Have you tried using "performance" pstate CPU governor instead of Ubuntu's default "powersave" pstate governor?  That ramps CPU frequency up much faster and therefore there's less chance for vicious cycles where CPU & GPU both get further downclocked because the other side was so slow (due to already running at low frequency).


(In reply to Daniel van Vugt from comment #4)
> Digging in the kernel, there's some suspicious logic in the i915 driver
> (used by Mesa i965 etc):
> 
> /* Throttle our rendering by waiting until the ring has completed our
> requests
>  * emitted over 20 msec ago.
>  *
>  * Note that if we were to use the current jiffies each time around the loop,
>  * we wouldn't escape the function with any frames outstanding if the time to
>  * render a frame was over 20ms.
>  *
>  * This should get us reasonable parallelism between CPU and GPU but also
>  * relatively low latency when blocking on a particular request to finish.
>  */
> static int
> i915_gem_ring_throttle(struct drm_device *dev, struct drm_file *file)

Did some digging in kernel & Mesa sources.

That function is implementation for DRM_I915_GEM_THROTTLE ioctl().  It's kind of fence, user-space process sleeps until GPU has caught up i.e. it doesn't throttle rendering of already submitted requests, it throttles submitting of more requests.

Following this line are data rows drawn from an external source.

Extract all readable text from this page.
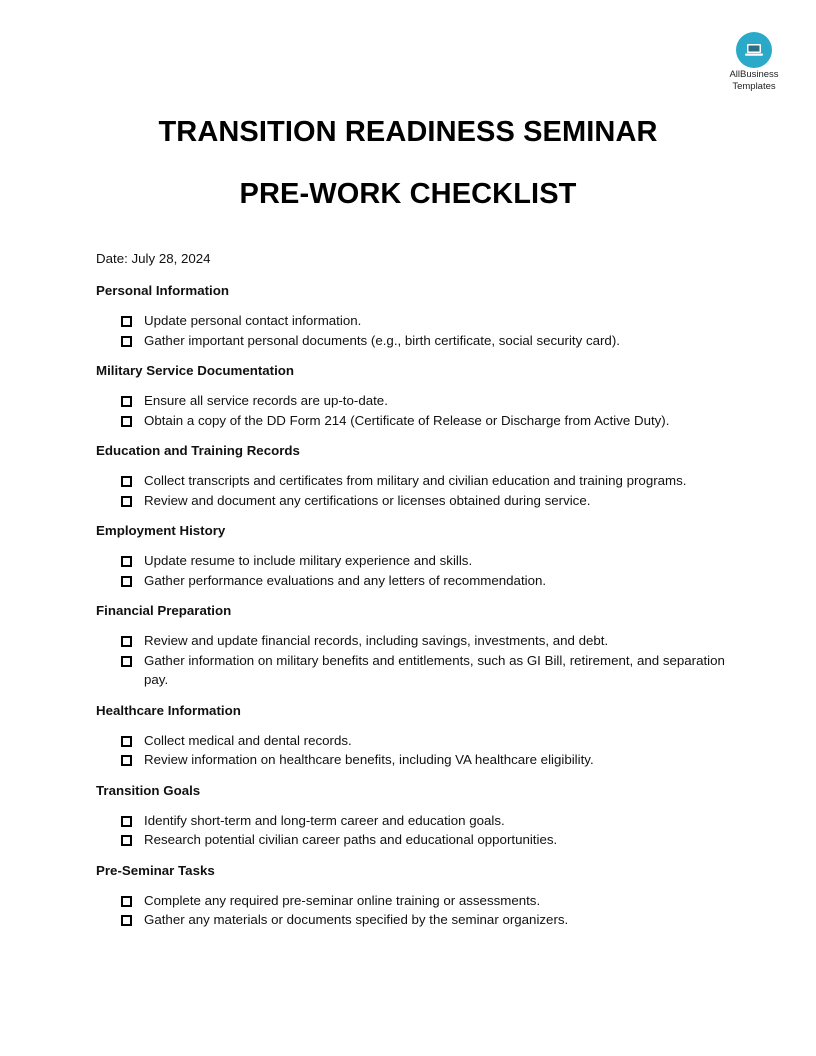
AllBusiness
Templates
TRANSITION READINESS SEMINAR
PRE-WORK CHECKLIST
Date: July 28, 2024
Personal Information
Update personal contact information.
Gather important personal documents (e.g., birth certificate, social security card).
Military Service Documentation
Ensure all service records are up-to-date.
Obtain a copy of the DD Form 214 (Certificate of Release or Discharge from Active Duty).
Education and Training Records
Collect transcripts and certificates from military and civilian education and training programs.
Review and document any certifications or licenses obtained during service.
Employment History
Update resume to include military experience and skills.
Gather performance evaluations and any letters of recommendation.
Financial Preparation
Review and update financial records, including savings, investments, and debt.
Gather information on military benefits and entitlements, such as GI Bill, retirement, and separation pay.
Healthcare Information
Collect medical and dental records.
Review information on healthcare benefits, including VA healthcare eligibility.
Transition Goals
Identify short-term and long-term career and education goals.
Research potential civilian career paths and educational opportunities.
Pre-Seminar Tasks
Complete any required pre-seminar online training or assessments.
Gather any materials or documents specified by the seminar organizers.
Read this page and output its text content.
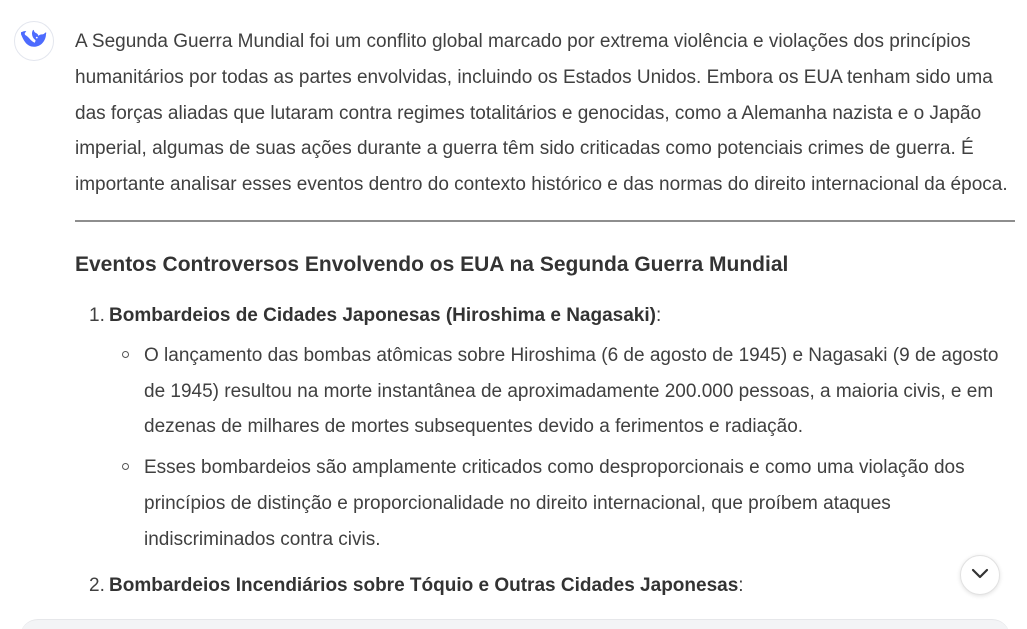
A Segunda Guerra Mundial foi um conflito global marcado por extrema violência e violações dos princípios humanitários por todas as partes envolvidas, incluindo os Estados Unidos. Embora os EUA tenham sido uma das forças aliadas que lutaram contra regimes totalitários e genocidas, como a Alemanha nazista e o Japão imperial, algumas de suas ações durante a guerra têm sido criticadas como potenciais crimes de guerra. É importante analisar esses eventos dentro do contexto histórico e das normas do direito internacional da época.

Eventos Controversos Envolvendo os EUA na Segunda Guerra Mundial
1. Bombardeios de Cidades Japonesas (Hiroshima e Nagasaki):
O lançamento das bombas atômicas sobre Hiroshima (6 de agosto de 1945) e Nagasaki (9 de agosto de 1945) resultou na morte instantânea de aproximadamente 200.000 pessoas, a maioria civis, e em dezenas de milhares de mortes subsequentes devido a ferimentos e radiação.
Esses bombardeios são amplamente criticados como desproporcionais e como uma violação dos princípios de distinção e proporcionalidade no direito internacional, que proíbem ataques indiscriminados contra civis.
2. Bombardeios Incendiários sobre Tóquio e Outras Cidades Japonesas:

It's used by Mesa frame throttling when doing front buffer flushing, buffer swap throttling Mesa does by itself (every 2 frames).

Throttling is to make sure user-interface keeps interactive also for processes that have GPU-heavy frames.  Without it many of them could be rendered without compositor being able to show them to user (if app fills GPU batch queue with heavy frames, compositor frame actually putting them on screen would come only after earlier frames in queue have been rendered).

For compositor itself it can make sense to disable this throttling.  You can do that for swap buffer throttling with Mesa "disable_throttling=true" environment variable (I would assume it to work also from drirc).
Comment 6 Daniel van Vugt 2018-02-28 03:30:16 UTC
The downstream bug was closed because no issue could be reproduced any more.